Söylemleri ve eylemleri farklı kişilerin çevremizde her geçen gün arttığı bir süreci yaşıyoruz.
Güven olgusu o kadar ‘’değerli’’ hale geldi ki, bu özge kavramı ‘’değersizleştirmek’’ için ne gerekiyorsa yapıyorlar.
Kimlerden de mi söz ediyorum? Etrafınıza dikkatlice bakmanıza da gerek yok, her an farklı yerlerde onları görebilirsiniz.
Verdiği sözü tutmayan, bencil, tahammülsüz, hoşgörüsüz ve kindar…
Gözünüzün içine baka baka sürekli oyalama taktiği ile zamanı lehine çevirme gibi son derece basit işlerle uğraşırlar.
İşte tam da bu noktada güvenilir kişiliklere olan saygı ve özlem her geçen gün artıyor.
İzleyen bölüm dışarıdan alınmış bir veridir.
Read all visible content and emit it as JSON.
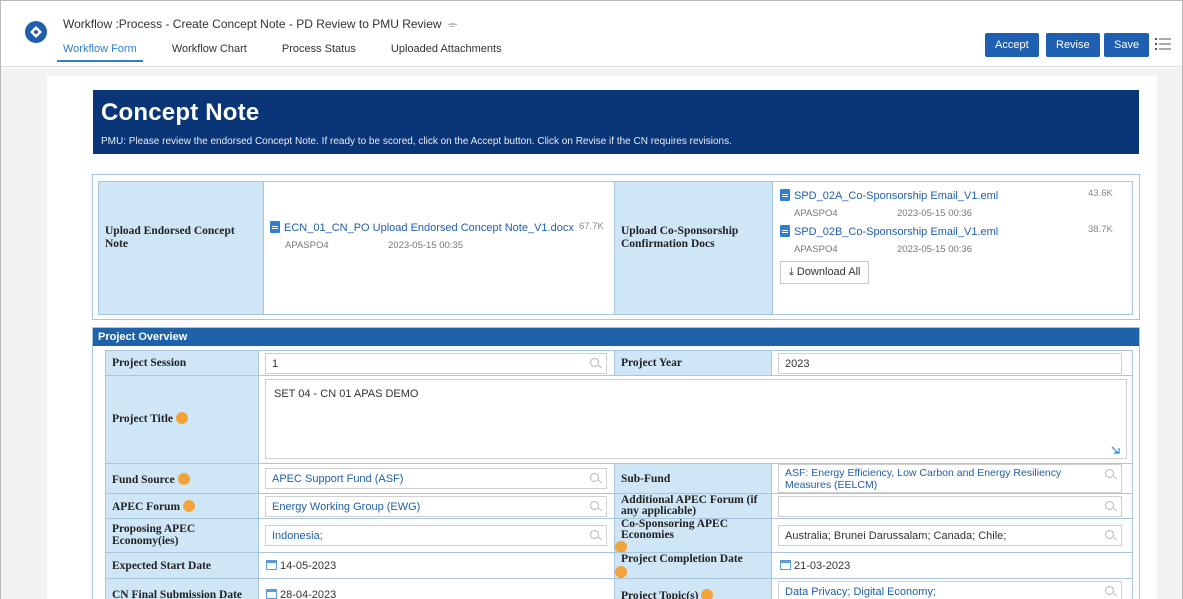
{
  "header": {
    "title": "Workflow :Process - Create Concept Note - PD Review to PMU Review",
    "tabs": [
      "Workflow Form",
      "Workflow Chart",
      "Process Status",
      "Uploaded Attachments"
    ],
    "buttons": {
      "accept": "Accept",
      "revise": "Revise",
      "save": "Save"
    }
  },
  "banner": {
    "title": "Concept Note",
    "instructions": "PMU: Please review the endorsed Concept Note. If ready to be scored, click on the Accept button. Click on Revise if the CN requires revisions."
  },
  "uploads": {
    "endorsed": {
      "label": "Upload Endorsed Concept Note",
      "file": {
        "name": "ECN_01_CN_PO Upload Endorsed Concept Note_V1.docx",
        "size": "67.7K",
        "user": "APASPO4",
        "date": "2023-05-15 00:35"
      }
    },
    "cosponsorship": {
      "label": "Upload Co-Sponsorship Confirmation Docs",
      "files": [
        {
          "name": "SPD_02A_Co-Sponsorship Email_V1.eml",
          "size": "43.6K",
          "user": "APASPO4",
          "date": "2023-05-15 00:36"
        },
        {
          "name": "SPD_02B_Co-Sponsorship Email_V1.eml",
          "size": "38.7K",
          "user": "APASPO4",
          "date": "2023-05-15 00:36"
        }
      ],
      "download_all": "Download All"
    }
  },
  "overview": {
    "heading": "Project Overview",
    "project_session_label": "Project Session",
    "project_session": "1",
    "project_year_label": "Project Year",
    "project_year": "2023",
    "project_title_label": "Project Title",
    "project_title": "SET 04 - CN 01 APAS DEMO",
    "fund_source_label": "Fund Source",
    "fund_source": "APEC Support Fund (ASF)",
    "sub_fund_label": "Sub-Fund",
    "sub_fund": "ASF: Energy Efficiency, Low Carbon and Energy Resiliency Measures (EELCM)",
    "apec_forum_label": "APEC Forum",
    "apec_forum": "Energy Working Group (EWG)",
    "additional_forum_label": "Additional APEC Forum (if any applicable)",
    "additional_forum": "",
    "proposing_label": "Proposing APEC Economy(ies)",
    "proposing": "Indonesia;",
    "cosponsoring_label": "Co-Sponsoring APEC Economies",
    "cosponsoring": "Australia;  Brunei Darussalam;  Canada;  Chile;",
    "start_date_label": "Expected Start Date",
    "start_date": "14-05-2023",
    "completion_date_label": "Project Completion Date",
    "completion_date": "21-03-2023",
    "cn_submission_label": "CN Final Submission Date",
    "cn_submission": "28-04-2023",
    "topics_label": "Project Topic(s)",
    "topics": "Data Privacy;  Digital Economy;"
  },
  "colors": {
    "navy": "#0a3577",
    "primary": "#1e5fb1",
    "label_bg": "#cfe6f7",
    "help": "#f2a33a"
  },
  "icons": [
    "edit-icon",
    "list-menu-icon",
    "document-icon",
    "download-icon",
    "help-icon",
    "lookup-icon",
    "calendar-icon",
    "resize-icon"
  ]
}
Küçük gibi görünen ayrıntılarda gizlidir çoğu zaman çözüm. Ayrıntılara dikkat etmeyen ise resmin bütününe bakamaz.
Yaşantımızın her evresinde mutlaka başarısızlıklar vardır. Başarıya giden yolda başarısızlıkların verdiği yaşamsal tecrübeler hayati önem taşır.
Herkes bakmak ve görmeyi aynı sanıyor.
Oysa; küçük ayrıntılarda o kadar çok yalın gerçek var ki!
Dün olduğu gibi bugün de alışkanlıklarımızı değiştirecek pozitif bir bakış açısını sorunların çözümüne yönelik yansıtabilmeliyiz.
Alışkanlıklarımızı bir tarafa bırakarak resmin bütününe bakmayı akıl edemiyoruz ne yazık ki…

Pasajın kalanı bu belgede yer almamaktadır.